To generate code that performs inference computations in 8-bit integers, in your coder.ARMNEONConfig object dlcfg, set these additional properties:

dlcfg.CalibrationResultFile = 'dlquantizerObjectMatFile'; 
dlcfg.DataType = 'int8';

Alternatively, in the MATLAB Coder app, on the Deep Learning tab, set Target library to ARM Compute. Then set the Data type and Calibration result file path parameters.

Here 'dlquantizerObjectMatFile' is the name of the MAT-file that dlquantizer (Deep Learning Toolbox) generates for specific calibration data. For the purpose of calibration, set the ExecutionEnvironment property of the dlquantizer object to 'CPU'.

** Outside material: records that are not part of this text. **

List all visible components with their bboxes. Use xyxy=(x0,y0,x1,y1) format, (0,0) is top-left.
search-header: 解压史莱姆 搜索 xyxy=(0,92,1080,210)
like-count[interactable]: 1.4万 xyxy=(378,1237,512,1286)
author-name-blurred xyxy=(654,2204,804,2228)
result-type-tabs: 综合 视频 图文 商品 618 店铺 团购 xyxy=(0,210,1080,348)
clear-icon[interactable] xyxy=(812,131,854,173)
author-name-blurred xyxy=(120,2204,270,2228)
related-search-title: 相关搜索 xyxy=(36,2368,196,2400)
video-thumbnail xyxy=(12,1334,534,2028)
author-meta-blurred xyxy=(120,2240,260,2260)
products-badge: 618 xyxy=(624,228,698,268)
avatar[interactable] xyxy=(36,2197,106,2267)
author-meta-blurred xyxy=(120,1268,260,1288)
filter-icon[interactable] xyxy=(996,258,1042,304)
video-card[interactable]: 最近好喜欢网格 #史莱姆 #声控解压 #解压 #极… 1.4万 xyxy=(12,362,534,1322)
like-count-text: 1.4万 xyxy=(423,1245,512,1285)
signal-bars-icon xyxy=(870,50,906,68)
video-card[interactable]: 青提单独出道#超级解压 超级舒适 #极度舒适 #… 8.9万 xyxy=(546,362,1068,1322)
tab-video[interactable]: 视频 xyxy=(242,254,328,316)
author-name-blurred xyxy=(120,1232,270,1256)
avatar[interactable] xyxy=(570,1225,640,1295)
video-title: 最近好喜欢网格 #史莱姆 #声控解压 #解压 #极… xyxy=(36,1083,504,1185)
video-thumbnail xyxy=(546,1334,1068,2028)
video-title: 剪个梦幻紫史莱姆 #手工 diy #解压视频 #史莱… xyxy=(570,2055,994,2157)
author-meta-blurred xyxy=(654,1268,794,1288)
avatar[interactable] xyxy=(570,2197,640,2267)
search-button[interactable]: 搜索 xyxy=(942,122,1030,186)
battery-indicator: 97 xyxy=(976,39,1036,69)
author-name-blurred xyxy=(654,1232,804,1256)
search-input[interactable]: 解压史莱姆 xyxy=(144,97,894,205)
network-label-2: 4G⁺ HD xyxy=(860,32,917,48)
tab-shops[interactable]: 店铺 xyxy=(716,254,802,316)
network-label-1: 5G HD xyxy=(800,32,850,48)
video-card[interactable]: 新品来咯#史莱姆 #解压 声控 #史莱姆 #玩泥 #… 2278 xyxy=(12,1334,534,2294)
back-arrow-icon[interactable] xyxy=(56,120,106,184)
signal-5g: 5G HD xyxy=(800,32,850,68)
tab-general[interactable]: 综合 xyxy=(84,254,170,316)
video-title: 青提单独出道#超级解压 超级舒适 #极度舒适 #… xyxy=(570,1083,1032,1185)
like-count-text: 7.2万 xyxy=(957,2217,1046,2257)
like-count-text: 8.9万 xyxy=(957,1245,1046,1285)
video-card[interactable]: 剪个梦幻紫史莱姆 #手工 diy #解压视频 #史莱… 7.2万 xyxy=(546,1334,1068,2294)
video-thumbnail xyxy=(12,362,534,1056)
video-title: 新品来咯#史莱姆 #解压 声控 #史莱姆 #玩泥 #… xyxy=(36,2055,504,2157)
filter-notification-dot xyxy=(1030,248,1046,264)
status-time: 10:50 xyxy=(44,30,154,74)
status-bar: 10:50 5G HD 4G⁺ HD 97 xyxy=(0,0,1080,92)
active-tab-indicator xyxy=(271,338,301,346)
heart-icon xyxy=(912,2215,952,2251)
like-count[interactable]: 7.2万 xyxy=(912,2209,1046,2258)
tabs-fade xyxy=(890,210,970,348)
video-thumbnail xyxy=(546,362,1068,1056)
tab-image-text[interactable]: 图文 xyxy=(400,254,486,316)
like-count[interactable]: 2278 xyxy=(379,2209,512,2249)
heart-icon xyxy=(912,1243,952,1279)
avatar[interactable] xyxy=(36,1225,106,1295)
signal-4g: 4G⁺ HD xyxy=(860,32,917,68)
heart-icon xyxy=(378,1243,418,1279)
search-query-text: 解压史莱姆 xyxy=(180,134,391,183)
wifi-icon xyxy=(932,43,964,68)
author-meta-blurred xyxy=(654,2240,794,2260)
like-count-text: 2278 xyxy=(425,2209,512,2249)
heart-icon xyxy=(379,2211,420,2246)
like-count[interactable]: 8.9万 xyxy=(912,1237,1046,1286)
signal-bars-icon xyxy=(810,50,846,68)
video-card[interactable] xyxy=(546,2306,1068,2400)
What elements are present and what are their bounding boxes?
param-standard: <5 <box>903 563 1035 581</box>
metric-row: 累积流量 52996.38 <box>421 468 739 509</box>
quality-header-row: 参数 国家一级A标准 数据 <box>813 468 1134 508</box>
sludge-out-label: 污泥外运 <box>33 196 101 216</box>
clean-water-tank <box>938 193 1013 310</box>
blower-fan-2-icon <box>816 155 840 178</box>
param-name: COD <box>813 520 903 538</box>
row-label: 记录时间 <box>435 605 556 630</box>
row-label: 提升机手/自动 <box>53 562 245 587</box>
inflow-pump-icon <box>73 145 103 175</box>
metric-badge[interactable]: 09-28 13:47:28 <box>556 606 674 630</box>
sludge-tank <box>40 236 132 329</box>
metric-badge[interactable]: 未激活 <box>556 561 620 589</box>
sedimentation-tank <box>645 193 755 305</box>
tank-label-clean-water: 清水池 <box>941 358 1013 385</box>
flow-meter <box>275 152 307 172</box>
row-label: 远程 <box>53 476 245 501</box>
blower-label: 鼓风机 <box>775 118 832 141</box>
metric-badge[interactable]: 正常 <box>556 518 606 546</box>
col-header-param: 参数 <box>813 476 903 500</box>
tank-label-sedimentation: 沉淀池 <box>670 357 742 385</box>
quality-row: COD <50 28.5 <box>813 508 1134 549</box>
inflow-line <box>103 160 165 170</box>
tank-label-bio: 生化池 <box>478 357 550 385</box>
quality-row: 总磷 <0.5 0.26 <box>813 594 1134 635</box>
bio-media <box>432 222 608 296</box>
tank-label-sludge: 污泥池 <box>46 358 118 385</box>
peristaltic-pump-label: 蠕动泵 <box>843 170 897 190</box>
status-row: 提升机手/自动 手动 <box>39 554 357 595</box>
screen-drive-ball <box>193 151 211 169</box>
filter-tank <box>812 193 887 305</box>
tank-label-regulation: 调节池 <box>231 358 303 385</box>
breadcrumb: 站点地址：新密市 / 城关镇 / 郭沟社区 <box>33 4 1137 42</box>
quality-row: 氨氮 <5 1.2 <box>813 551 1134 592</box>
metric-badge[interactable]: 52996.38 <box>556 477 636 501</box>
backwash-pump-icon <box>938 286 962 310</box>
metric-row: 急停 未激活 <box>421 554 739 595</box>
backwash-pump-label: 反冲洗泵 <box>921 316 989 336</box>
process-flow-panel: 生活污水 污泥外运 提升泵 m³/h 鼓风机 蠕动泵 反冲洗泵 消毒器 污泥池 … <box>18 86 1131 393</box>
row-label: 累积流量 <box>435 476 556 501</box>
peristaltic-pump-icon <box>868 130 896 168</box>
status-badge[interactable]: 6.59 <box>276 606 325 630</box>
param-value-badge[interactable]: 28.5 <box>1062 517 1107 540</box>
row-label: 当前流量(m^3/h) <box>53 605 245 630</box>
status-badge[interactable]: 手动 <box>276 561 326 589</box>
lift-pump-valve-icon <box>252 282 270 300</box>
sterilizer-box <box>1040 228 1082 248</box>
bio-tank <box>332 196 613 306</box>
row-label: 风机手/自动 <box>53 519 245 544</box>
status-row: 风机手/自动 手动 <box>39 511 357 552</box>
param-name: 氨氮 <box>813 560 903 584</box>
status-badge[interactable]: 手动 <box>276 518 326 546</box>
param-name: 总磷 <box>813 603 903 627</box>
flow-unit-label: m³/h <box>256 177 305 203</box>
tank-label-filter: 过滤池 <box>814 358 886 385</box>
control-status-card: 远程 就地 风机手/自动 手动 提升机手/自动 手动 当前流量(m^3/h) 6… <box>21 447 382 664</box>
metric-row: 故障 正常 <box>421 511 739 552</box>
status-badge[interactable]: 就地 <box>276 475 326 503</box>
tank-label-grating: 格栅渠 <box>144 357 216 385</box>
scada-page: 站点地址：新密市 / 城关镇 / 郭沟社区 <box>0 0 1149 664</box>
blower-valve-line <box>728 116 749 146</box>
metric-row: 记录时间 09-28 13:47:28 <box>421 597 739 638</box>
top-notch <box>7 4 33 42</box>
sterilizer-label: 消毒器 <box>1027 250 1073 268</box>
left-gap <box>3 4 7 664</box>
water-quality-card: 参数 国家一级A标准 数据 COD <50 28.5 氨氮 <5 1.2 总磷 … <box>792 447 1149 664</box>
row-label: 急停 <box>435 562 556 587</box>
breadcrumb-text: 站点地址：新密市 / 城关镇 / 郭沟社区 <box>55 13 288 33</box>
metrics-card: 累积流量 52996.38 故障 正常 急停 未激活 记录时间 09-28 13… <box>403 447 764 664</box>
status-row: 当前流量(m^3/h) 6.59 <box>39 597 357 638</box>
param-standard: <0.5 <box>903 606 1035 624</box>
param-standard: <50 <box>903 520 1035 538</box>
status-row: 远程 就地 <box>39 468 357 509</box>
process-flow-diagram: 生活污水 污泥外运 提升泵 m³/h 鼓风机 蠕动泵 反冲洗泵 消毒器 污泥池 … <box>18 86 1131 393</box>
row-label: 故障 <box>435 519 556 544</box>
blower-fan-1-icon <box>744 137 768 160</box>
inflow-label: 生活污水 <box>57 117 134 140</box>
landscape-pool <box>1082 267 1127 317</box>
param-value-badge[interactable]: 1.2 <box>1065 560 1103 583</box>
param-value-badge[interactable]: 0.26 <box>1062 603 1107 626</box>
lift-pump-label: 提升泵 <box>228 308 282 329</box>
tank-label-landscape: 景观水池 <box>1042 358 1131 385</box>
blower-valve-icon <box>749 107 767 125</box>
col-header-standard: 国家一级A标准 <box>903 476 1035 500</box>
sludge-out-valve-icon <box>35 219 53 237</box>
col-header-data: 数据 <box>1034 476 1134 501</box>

Otherwise, follow the steps described in Code Generation for Deep Learning Networks with ARM Compute Library.

For an example, see Generate INT8 Code for Deep Learning Network on Raspberry Pi.

ARM Cortex-M Processors

The generated code takes advantage of the CMSIS-NN library version 5.7.0 and can be integrated into your project as a static library that you can deploy to a variety of ARM Cortex-M CPU platforms.

Supported Layers and Classes

The code generated for the fullyConnectedLayer (Deep Learning Toolbox) object, which represents a fully connected layer, uses the CMSIS-NN library and performs inference computations in 8-bit integers.

Your deep learning network can also contain the following layers. The generated code performs computations for these layers in 32-bit floating point type.

lstmLayer (Deep Learning Toolbox) object, which represents a long short-term memory layer. The value of SequenceLength that you pass to predict must be a compile-time constant.
softmaxLayer (Deep Learning Toolbox) object, which represents a softmax layer.
Input and output layers.

C code generation for such deep learning networks supports SeriesNetwork (Deep Learning Toolbox) objects and DAGNetwork (Deep Learning Toolbox) objects that can be converted to SeriesNetwork objects.

Generating Code

To generate code that performs inference computations in 8-bit integers by using the CMSIS-NN library, in your coder.CMSISNNConfig object dlcfg, set the CalibrationResultFile property:

dlcfg.CalibrationResultFile = 'dlquantizerObjectMatFile';

Alternatively, in the MATLAB Coder app, on the Deep Learning tab, set Target library to CMSIS-NN. Then set the Calibration result file path parameter.

For an example, see Generate INT8 Code for Deep Learning Network on Cortex-M Target.